Le ministre de la Santé Aurélien Rousseau a indiqué dimanche que l'assaillant était soumis à un "suivi" psychiatrique, sans hospitalisation.

"À l'issue de sa période d'incarcération, il lui avait été ordonné d'être suivi" d'un point de vue psychiatrique, a expliqué le ministre sur France 3 au sujet de l'assaillant sorti de prison en 2020.

"On a les premiers éléments, où il a (ce) suivi, puis il s'est installé dans un autre département.

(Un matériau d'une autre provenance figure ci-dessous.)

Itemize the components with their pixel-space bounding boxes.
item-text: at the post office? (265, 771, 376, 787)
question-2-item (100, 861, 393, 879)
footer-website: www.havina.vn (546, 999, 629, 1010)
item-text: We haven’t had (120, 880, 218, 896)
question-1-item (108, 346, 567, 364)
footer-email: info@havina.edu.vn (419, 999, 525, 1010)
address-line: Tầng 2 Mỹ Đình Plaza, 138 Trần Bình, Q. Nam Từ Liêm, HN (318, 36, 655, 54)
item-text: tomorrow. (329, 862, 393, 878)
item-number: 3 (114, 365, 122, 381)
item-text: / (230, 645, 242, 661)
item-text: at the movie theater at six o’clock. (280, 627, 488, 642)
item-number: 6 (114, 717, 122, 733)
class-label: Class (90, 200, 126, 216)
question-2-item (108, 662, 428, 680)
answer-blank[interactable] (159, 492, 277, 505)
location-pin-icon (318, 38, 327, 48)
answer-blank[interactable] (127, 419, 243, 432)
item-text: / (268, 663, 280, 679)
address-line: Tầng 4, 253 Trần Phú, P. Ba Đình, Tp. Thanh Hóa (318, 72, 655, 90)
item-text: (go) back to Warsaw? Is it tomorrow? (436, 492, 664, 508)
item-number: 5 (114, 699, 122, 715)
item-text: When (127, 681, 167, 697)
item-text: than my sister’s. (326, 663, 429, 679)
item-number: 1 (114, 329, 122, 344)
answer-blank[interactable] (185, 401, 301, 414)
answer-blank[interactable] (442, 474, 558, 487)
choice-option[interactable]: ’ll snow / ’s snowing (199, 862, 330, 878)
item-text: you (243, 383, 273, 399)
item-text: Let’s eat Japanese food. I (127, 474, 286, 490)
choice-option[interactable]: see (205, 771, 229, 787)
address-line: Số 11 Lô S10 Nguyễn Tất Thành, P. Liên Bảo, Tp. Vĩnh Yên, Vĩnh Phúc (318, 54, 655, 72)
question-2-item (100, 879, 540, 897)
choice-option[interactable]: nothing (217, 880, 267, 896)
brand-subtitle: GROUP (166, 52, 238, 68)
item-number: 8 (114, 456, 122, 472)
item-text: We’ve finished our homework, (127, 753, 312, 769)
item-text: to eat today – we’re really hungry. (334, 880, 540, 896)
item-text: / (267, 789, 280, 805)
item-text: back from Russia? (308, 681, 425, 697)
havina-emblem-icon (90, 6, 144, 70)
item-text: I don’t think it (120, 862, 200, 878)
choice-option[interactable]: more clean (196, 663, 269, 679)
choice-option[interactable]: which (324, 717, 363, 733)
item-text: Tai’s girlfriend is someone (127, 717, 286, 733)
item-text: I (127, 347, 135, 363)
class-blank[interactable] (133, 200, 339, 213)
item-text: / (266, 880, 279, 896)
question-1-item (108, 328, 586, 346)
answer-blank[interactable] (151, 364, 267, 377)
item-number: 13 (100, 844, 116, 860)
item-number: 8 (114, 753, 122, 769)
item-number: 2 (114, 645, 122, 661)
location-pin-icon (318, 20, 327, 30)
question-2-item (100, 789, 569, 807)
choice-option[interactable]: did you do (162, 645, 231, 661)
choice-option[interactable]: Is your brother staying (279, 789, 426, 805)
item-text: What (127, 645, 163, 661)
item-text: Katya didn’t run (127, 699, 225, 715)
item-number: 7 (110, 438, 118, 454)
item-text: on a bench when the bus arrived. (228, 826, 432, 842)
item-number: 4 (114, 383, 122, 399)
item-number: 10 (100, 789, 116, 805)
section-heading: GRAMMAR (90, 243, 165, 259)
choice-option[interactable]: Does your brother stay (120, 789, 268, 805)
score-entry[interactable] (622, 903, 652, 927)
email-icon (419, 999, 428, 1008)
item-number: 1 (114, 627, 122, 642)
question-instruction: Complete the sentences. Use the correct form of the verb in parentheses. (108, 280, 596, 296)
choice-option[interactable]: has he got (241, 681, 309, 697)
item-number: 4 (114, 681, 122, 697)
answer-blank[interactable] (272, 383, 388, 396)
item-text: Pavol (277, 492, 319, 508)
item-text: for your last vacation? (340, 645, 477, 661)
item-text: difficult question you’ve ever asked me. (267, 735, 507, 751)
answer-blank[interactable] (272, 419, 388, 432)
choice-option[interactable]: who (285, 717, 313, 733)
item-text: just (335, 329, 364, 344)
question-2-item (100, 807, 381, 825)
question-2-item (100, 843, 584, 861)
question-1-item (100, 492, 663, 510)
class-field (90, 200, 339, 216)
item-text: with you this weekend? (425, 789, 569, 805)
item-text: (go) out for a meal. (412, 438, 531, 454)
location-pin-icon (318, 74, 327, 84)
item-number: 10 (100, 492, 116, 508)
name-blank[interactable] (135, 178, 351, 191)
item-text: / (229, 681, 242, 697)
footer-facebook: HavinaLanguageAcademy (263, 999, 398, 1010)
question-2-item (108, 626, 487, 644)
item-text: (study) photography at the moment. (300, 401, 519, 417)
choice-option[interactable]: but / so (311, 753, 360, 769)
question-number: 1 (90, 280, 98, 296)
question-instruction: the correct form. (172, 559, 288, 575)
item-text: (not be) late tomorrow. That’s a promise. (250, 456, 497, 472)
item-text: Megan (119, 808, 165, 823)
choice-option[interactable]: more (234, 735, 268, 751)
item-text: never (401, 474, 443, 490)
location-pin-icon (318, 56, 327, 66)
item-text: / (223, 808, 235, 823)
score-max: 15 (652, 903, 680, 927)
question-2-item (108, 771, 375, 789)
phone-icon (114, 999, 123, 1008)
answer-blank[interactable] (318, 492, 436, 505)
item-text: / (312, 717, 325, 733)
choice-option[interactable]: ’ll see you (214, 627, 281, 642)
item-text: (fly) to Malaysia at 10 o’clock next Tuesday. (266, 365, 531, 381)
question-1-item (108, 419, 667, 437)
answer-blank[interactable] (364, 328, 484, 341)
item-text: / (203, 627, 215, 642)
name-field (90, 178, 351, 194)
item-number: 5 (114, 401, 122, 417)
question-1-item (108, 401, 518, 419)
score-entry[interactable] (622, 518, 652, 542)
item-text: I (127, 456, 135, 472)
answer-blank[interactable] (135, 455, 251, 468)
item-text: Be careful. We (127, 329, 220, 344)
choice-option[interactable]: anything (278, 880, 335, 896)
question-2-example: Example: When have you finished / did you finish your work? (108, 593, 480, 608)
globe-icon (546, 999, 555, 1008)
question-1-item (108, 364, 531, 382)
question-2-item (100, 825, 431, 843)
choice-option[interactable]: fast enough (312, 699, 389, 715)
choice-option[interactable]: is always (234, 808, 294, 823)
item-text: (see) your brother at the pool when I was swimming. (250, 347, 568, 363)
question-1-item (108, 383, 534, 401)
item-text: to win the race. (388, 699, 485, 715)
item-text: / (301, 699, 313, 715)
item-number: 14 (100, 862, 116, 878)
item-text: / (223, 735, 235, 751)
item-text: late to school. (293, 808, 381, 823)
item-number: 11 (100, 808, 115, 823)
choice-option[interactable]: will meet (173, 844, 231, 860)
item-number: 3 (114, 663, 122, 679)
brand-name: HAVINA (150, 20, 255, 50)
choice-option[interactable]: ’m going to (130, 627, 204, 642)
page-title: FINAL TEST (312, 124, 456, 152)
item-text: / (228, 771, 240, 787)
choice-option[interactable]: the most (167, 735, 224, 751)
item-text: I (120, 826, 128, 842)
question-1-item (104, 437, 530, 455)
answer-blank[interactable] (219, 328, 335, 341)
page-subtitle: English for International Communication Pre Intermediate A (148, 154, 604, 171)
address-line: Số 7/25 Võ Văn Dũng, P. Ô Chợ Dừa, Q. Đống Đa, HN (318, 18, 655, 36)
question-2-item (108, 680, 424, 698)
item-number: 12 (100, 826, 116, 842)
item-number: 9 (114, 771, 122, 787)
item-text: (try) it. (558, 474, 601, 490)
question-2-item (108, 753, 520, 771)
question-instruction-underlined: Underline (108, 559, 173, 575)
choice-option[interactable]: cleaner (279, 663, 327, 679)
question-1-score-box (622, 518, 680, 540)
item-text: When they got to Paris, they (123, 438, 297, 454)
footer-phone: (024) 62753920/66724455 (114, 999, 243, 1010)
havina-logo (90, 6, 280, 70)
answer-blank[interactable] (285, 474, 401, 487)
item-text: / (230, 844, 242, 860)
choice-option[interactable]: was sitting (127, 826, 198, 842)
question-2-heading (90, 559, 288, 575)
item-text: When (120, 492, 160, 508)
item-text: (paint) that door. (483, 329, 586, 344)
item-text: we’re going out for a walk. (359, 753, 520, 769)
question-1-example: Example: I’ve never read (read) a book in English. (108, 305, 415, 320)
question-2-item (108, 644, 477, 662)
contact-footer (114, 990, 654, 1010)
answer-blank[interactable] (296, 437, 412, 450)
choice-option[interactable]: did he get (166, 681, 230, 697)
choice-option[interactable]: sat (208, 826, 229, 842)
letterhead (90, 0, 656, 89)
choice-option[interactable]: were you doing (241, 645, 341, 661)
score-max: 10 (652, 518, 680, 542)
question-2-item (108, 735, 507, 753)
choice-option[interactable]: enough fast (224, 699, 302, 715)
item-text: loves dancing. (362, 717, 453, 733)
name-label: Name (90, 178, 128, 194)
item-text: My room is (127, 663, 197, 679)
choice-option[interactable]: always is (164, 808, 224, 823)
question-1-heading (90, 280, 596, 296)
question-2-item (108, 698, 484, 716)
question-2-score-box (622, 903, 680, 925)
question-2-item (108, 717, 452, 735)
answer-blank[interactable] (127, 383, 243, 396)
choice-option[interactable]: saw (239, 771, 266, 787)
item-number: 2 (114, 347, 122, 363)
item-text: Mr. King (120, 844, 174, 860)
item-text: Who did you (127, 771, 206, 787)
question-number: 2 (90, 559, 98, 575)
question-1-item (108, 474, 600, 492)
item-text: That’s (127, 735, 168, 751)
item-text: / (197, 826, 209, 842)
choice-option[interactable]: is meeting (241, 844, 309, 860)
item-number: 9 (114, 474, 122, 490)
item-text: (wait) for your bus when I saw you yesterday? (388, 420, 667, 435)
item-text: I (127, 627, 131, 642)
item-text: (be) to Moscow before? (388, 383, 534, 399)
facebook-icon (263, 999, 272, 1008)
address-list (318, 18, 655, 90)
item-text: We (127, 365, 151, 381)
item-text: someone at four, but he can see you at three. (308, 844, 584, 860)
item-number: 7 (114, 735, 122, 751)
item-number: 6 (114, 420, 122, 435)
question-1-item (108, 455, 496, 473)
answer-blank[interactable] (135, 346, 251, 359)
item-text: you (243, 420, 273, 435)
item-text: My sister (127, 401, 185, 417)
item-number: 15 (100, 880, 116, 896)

On est en train de reconstituer la suite des éléments", a précisé M. Rousseau, en soulignant qu'il était encore "trop tôt" pour avoir l'ensemble des informations.

"Il avait un suivi qui n'était pas un suivi où il devait être hospitalisé, il devait suivre un traitement", a relevé le ministre de la Santé.

Mais Armand R. avait arrêté son traitement médicamenteux en mars 2022 en accord avec son médecin rapporte franceinfo.

Vidéo de revendication

"Une personne qui est radicalisée, avec des problèmes psychiatriques lourds, c'est un cocktail explosif très difficile à détecter et à arrêter pour les services de renseignement", a déploré ce dimanche sur franceinfo Matthieu Valet, porte-parole du Syndicat Indépendant des Commissaires de Police (SICP).

Ce dernier assure que le suspect, après sa sortie de prison en 2020, était "dans un fichier qui permet l'obligation de pointer dans un commissariat, une gendarmerie", et "de montrer qu'il était bien sur le territoire national et qu'il suivait le contrôle auquel il était astreint", assure le commissaire.

Armand R, qui vivait chez ses parents en Essonne, a publié sur les réseaux sociaux une vidéo de revendication de son attaque. Dans la vidéo, l'assaillant évoque "l'actualité, le gouvernement, le meurtre de musulmans innocents", a détaillé la source sécuritaire. À ce stade, les enquêteurs ne savent pas quand elle a été tournée, mais elle a été postée en ligne "concomitamment" au passage à l'acte, selon cette source.

Le parquet antiterroriste saisi

Le parquet antiterroriste (Pnat) s'est saisi de l'enquête et l'assaillant est interrogé par les forces de l'ordre ce dimanche.

"L'attaque s'est passée peu après 21h entre le quai de Grenelle et Bir Hakeim, l'assaillant s'en est pris à un couple de touristes", a rapporté le ministre de l'Intérieur en début de matinée. "L'homme (un germano-philippin âgé de 23 ans, ndlr) est décédé sous les coups de couteau" et l'attaquant "s'en est pris à la femme de ce touriste allemand" mais elle a eu la vie sauve "grâce à un chauffeur de taxi qui a vu la scène".

L'assaillant a alors traversé le pont. Poursuivi par les policiers, il a manifestement agressé deux autres personnes dont la vie n'est pas en danger : une personne a été blessée d'un coup de marteau au niveau de l'œil et une autre serait particulièrement "choquée", selon le récit de Gérald Darmanin.

Les deux blessés sont un Français âgé de 60 ans, une personne britannique âgée de 66 ans.